Eine phreatic Eruption , auch genannt phreatic Explosion , ultravulcanian Eruption oder Dampfstrahlausbruch , tritt auf, wenn Magma erhitzt Grundwasser oder Oberflächenwasser. Die extreme Temperatur des Magmas (zwischen 500 und 1.170 ° C) führt zu einer nahezu sofortigen Verdunstung von Wasser zu Dampf , was zu einer Explosion von Dampf , Wasser, Asche, Gestein und Vulkanbomben führt . Am Mount St. Helens im US-Bundesstaat Washington gingen dem Plinian-Ausbruch des Vulkans 1980 Hunderte von Dampfexplosionen voraus . Ein weniger intensives geothermisches Ereignis kann zu einem Schlammvulkan führen .

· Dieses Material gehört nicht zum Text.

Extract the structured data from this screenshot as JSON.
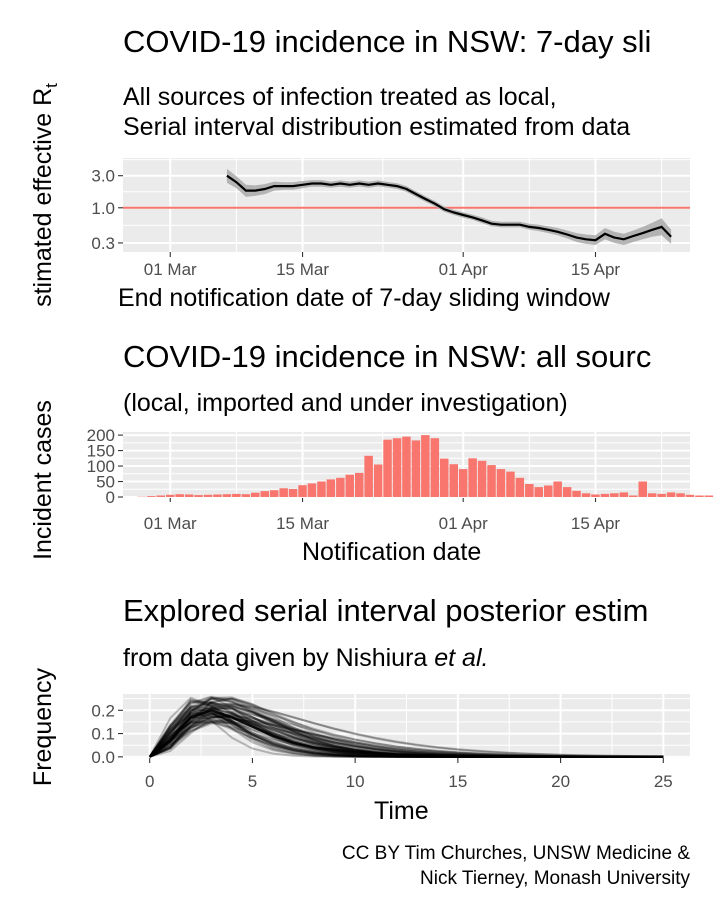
{
  "caption": {
    "line1": "CC BY Tim Churches, UNSW Medicine &",
    "line2": "Nick Tierney, Monash University"
  },
  "colors": {
    "panel_bg": "#EBEBEB",
    "grid": "#FFFFFF",
    "ref_line": "#F8766D",
    "bar_fill": "#F8766D",
    "line": "#000000",
    "ribbon": "#A9A9A9",
    "tick_text": "#4D4D4D"
  },
  "chart_data": [
    {
      "type": "line",
      "title": "COVID-19 incidence in NSW: 7-day sli",
      "subtitle_line1": "All sources of infection treated as local,",
      "subtitle_line2": "Serial interval distribution estimated from data",
      "ylabel": "stimated effective R",
      "ylabel_sub": "t",
      "xlabel": "End notification date of 7-day sliding window",
      "y_scale": "log10",
      "ylim": [
        0.22,
        5.5
      ],
      "y_ticks": [
        0.3,
        1.0,
        3.0
      ],
      "y_tick_labels": [
        "0.3",
        "1.0",
        "3.0"
      ],
      "xlim": [
        "2020-02-25",
        "2020-04-25"
      ],
      "x_ticks": [
        "2020-03-01",
        "2020-03-15",
        "2020-04-01",
        "2020-04-15"
      ],
      "x_tick_labels": [
        "01 Mar",
        "15 Mar",
        "01 Apr",
        "15 Apr"
      ],
      "reference_line": 1.0,
      "series": [
        {
          "x": [
            "2020-03-07",
            "2020-03-08",
            "2020-03-09",
            "2020-03-10",
            "2020-03-11",
            "2020-03-12",
            "2020-03-13",
            "2020-03-14",
            "2020-03-15",
            "2020-03-16",
            "2020-03-17",
            "2020-03-18",
            "2020-03-19",
            "2020-03-20",
            "2020-03-21",
            "2020-03-22",
            "2020-03-23",
            "2020-03-24",
            "2020-03-25",
            "2020-03-26",
            "2020-03-27",
            "2020-03-28",
            "2020-03-29",
            "2020-03-30",
            "2020-03-31",
            "2020-04-01",
            "2020-04-02",
            "2020-04-03",
            "2020-04-04",
            "2020-04-05",
            "2020-04-06",
            "2020-04-07",
            "2020-04-08",
            "2020-04-09",
            "2020-04-10",
            "2020-04-11",
            "2020-04-12",
            "2020-04-13",
            "2020-04-14",
            "2020-04-15",
            "2020-04-16",
            "2020-04-17",
            "2020-04-18",
            "2020-04-19",
            "2020-04-20",
            "2020-04-21",
            "2020-04-22"
          ],
          "y": [
            3.0,
            2.4,
            1.8,
            1.8,
            1.9,
            2.1,
            2.1,
            2.1,
            2.2,
            2.3,
            2.3,
            2.2,
            2.3,
            2.2,
            2.3,
            2.2,
            2.3,
            2.2,
            2.1,
            1.9,
            1.6,
            1.35,
            1.15,
            0.95,
            0.85,
            0.78,
            0.72,
            0.65,
            0.58,
            0.56,
            0.56,
            0.56,
            0.52,
            0.5,
            0.47,
            0.44,
            0.4,
            0.36,
            0.34,
            0.33,
            0.41,
            0.36,
            0.34,
            0.38,
            0.42,
            0.47,
            0.52
          ],
          "lower": [
            2.35,
            1.95,
            1.45,
            1.5,
            1.6,
            1.8,
            1.85,
            1.85,
            1.95,
            2.05,
            2.05,
            1.98,
            2.06,
            1.98,
            2.07,
            1.99,
            2.08,
            2.0,
            1.9,
            1.72,
            1.45,
            1.23,
            1.05,
            0.87,
            0.78,
            0.71,
            0.66,
            0.59,
            0.53,
            0.51,
            0.51,
            0.51,
            0.47,
            0.45,
            0.42,
            0.39,
            0.35,
            0.31,
            0.29,
            0.28,
            0.34,
            0.3,
            0.28,
            0.31,
            0.34,
            0.37,
            0.39
          ],
          "upper": [
            3.8,
            2.95,
            2.2,
            2.15,
            2.25,
            2.45,
            2.4,
            2.4,
            2.5,
            2.58,
            2.58,
            2.45,
            2.55,
            2.45,
            2.55,
            2.45,
            2.55,
            2.42,
            2.32,
            2.1,
            1.76,
            1.48,
            1.26,
            1.04,
            0.93,
            0.86,
            0.79,
            0.72,
            0.64,
            0.62,
            0.62,
            0.62,
            0.58,
            0.56,
            0.53,
            0.5,
            0.46,
            0.42,
            0.4,
            0.39,
            0.5,
            0.44,
            0.41,
            0.46,
            0.52,
            0.6,
            0.7
          ]
        }
      ],
      "line_end": {
        "x": "2020-04-23",
        "y": 0.37,
        "lower": 0.29,
        "upper": 0.47
      }
    },
    {
      "type": "bar",
      "title": "COVID-19 incidence in NSW: all sourc",
      "subtitle": "(local, imported and under investigation)",
      "ylabel": "Incident cases",
      "xlabel": "Notification date",
      "ylim": [
        0,
        210
      ],
      "y_ticks": [
        0,
        50,
        100,
        150,
        200
      ],
      "y_tick_labels": [
        "0",
        "50",
        "100",
        "150",
        "200"
      ],
      "xlim": [
        "2020-02-25",
        "2020-04-25"
      ],
      "x_ticks": [
        "2020-03-01",
        "2020-03-15",
        "2020-04-01",
        "2020-04-15"
      ],
      "x_tick_labels": [
        "01 Mar",
        "15 Mar",
        "01 Apr",
        "15 Apr"
      ],
      "start_date": "2020-02-27",
      "values": [
        1,
        3,
        5,
        7,
        9,
        8,
        6,
        7,
        8,
        9,
        10,
        9,
        14,
        19,
        22,
        28,
        26,
        38,
        44,
        50,
        57,
        62,
        72,
        78,
        133,
        105,
        185,
        190,
        195,
        183,
        200,
        190,
        124,
        106,
        90,
        125,
        117,
        103,
        90,
        82,
        62,
        42,
        32,
        37,
        50,
        32,
        20,
        12,
        8,
        10,
        12,
        15,
        5,
        50,
        12,
        10,
        15,
        12,
        7,
        5,
        5
      ]
    },
    {
      "type": "line",
      "title": "Explored serial interval posterior estim",
      "subtitle": "from data given by Nishiura",
      "subtitle_italic": "et al.",
      "ylabel": "Frequency",
      "xlabel": "Time",
      "xlim": [
        -1.3,
        26.3
      ],
      "ylim": [
        -0.005,
        0.27
      ],
      "x_ticks": [
        0,
        5,
        10,
        15,
        20,
        25
      ],
      "x_tick_labels": [
        "0",
        "5",
        "10",
        "15",
        "20",
        "25"
      ],
      "y_ticks": [
        0.0,
        0.1,
        0.2
      ],
      "y_tick_labels": [
        "0.0",
        "0.1",
        "0.2"
      ],
      "series_count": 60,
      "peak_range": [
        0.15,
        0.265
      ],
      "peak_time_range": [
        2,
        4
      ],
      "mean_curve": {
        "x": [
          0,
          1,
          2,
          3,
          4,
          5,
          6,
          7,
          8,
          10,
          12,
          15,
          20,
          25
        ],
        "y": [
          0.0,
          0.07,
          0.17,
          0.2,
          0.17,
          0.13,
          0.09,
          0.06,
          0.04,
          0.02,
          0.01,
          0.003,
          0.0005,
          0.0
        ]
      }
    }
  ]
}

Phreatische Eruptionen umfassen typischerweise Dampf- und Gesteinsfragmente; Der Einschluss von flüssiger Lava ist ungewöhnlich. Die Temperatur der Fragmente kann von kalt bis weißglühend reichen . Wenn geschmolzenes Magma enthalten ist, klassifizieren Vulkanologen das Ereignis als phreatomagmatischen Ausbruch . Diese Eruptionen erzeugen gelegentlich breite Krater mit niedrigem Relief, die Maars genannt werden . Phreatische Explosionen können von Kohlendioxid- oder Schwefelwasserstoffgasemissionen begleitet sein . Kohlendioxid kann bei ausreichender Konzentration ersticken ; Schwefelwasserstoff wirkt als Breitbandgift. Bei einem phreatischen Ausbruch 1979 auf der Insel Java kamen 140 Menschen ums Leben, von denen die meisten von giftigen Gasen überwunden wurden.

Vulkanologen klassifizieren phreatische Eruptionen als Vulkanausbrüche, da ein phreatischer Ausbruch jugendliches Material an die Oberfläche bringen kann.